When I was in Aspen for the very first time, it was early May in 2018. I had met Marcus (my husband) in person only a few days before, and this quote came up on my Instagram feed. I don't remember who posted it or who wrote it originally because, well, I was preoccupied I guess with what was right in front of me then (that, and I didn't really post anything about myself besides the occasional "I'm still making it, guys, don't worry" post in the form of a picture of me smiling (alone or otherwise). How real that smile was all the time is up for debate.
Anyway! The quote was:
DON'T TRADE AUTHENTICITY FOR APPROVAL.
Pretty good, right? I thought so then, and I think so now. At the time, I was on the precipice of a new relationship, the first actual relationship post-divorce.

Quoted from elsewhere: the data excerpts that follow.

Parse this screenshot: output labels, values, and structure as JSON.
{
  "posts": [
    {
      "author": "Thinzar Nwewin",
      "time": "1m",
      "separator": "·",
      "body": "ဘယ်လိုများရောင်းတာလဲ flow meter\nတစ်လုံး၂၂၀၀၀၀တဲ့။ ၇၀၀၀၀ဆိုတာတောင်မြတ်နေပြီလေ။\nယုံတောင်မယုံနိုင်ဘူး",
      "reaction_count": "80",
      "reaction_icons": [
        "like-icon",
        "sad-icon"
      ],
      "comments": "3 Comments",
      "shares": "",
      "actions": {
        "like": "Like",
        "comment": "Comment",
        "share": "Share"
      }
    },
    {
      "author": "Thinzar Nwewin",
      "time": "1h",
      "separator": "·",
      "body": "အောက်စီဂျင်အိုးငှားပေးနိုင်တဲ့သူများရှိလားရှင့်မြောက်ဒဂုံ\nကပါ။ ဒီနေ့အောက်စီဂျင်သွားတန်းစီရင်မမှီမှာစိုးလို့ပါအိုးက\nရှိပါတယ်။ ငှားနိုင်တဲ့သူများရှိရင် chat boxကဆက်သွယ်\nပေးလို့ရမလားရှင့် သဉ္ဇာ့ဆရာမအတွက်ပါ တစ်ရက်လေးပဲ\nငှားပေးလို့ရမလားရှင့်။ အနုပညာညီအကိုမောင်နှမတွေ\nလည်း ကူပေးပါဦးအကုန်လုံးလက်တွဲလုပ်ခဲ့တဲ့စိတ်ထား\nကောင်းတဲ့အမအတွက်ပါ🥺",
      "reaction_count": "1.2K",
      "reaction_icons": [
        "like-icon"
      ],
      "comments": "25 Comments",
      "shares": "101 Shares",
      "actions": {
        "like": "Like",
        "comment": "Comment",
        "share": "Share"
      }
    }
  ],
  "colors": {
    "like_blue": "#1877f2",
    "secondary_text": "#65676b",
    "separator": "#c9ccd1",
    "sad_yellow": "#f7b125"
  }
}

And man, did I need that reminder. In all of my romantic relationships up until that point, I realized I never fully showed up as the real, unfiltered Ashlyne. I watered myself down in little ways here and there. I might not show a quirk right at the beginning, or be reallllly aware of how much I talk (because it's been a thing in the past with other boyfriends)...I show up as the most upstanding, cheery Ashlyne I can be! And that IS me, but just not all of me.
In those former relationships, I wondered why the guys saw me a certain way, or rather why they seemed confused when I brought out some quirk or said something they didn't expect. Now I know they were reflecting the version of me they knew!
That's not the only reason these relationships went down, I know. But it was a factor!
So, during this trip...I was hell-bent on being me, all of me...because the point of the trip was to learn one thing: is this relationship even going anywhere? Could it? And would it be worth trying if we live states away from each other? There was no room for anything other than full-on authenticity.